Mamamia32 · 27/05/2023 16:48

They should absolutely cook for you on Saturdays but also, just give them things like beans on toast during the week if you fancy a night off from cooking. And if they moan they can cook themselves something else.

Blip · 27/05/2023 17:32

We menu plan as a family then order the ingredients online.
Teens cook once a week
DH usually cooks twice a week
Once a week is often leftovers/DIY/freezer food depending on schedules.
I usually batch cook something once a week so there is usually a homemade freezer meal to reach for if required.
All this means that I don't personally cook more than 2/3 times a week.

Aristotleapostle · 27/05/2023 20:40

This reply has been deleted

This has been deleted by MNHQ for breaking our Talk Guidelines.

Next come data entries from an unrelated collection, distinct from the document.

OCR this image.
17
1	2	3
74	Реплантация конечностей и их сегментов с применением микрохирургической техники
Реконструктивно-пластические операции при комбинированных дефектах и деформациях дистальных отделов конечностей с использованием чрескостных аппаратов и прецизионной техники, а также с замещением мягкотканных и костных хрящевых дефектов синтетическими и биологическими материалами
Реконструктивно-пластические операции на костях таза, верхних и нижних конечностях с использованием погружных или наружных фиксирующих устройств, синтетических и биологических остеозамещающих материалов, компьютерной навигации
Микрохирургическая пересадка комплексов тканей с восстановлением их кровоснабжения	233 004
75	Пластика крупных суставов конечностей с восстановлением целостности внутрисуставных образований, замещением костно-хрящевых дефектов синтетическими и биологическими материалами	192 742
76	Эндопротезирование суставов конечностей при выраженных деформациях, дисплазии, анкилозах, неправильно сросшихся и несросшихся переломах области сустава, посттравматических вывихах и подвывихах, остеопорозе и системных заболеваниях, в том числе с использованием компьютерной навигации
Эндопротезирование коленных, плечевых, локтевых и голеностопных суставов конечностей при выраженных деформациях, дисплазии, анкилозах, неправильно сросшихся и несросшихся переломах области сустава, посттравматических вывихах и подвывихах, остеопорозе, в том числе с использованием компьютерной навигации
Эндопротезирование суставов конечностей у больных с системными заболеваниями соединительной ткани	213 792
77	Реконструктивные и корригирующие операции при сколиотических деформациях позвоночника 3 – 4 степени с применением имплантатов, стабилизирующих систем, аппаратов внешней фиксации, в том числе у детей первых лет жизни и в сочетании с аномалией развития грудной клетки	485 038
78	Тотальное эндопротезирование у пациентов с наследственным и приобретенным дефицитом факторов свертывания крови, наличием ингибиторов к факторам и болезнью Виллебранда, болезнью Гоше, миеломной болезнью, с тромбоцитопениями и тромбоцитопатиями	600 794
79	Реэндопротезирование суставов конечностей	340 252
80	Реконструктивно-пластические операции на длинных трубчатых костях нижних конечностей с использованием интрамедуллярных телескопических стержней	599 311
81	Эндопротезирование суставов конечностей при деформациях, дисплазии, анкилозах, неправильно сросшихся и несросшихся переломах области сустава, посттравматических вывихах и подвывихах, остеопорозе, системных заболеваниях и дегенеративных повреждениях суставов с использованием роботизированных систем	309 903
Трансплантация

Used your code for freebie @Coochiecookie,hope thats ok 😀

NoThanksymm · 27/07/2023 00:50

YES I WILL BE HUNGRY!!!

the ass.

but be an ass. Be an ass for weeks. Make them meal plan AND shop, it will be worth it in the end. These are life skills for your kids and shit your mother in law should’ve taught your husband.

Also, your husband should have two nights a week. And remind them you work a second job to MAKE ENDS MEET, NOT TO ORDER CURRY.

Id take it a step further. After some weeks of cooking try cooking with a low budget! Get some cheap meals into the mix!

you aren’t being an ass. Stand firm momma!!

FrenchFancie · 27/07/2023 06:21

Oh god I can relate to this - I have accidentally become the keeper of all things food and it drives me insane! To the point where oh will say something like ‘we need more milk’ and will look confused when I say ‘well can you pick some up on your way home from work / hobby’ because apparently It’s All My Responsibility.

it’s actually getting to the point now where I’m starting to actively dislike him over it. DC is 10 do has some excuse but is learning to cook.

navithefairy · 27/07/2023 06:34

Sounds like an uphill battle, OP.

But I don't think "You will CHEERFULLY do this thing you dont want to do!" ever worked on anyone.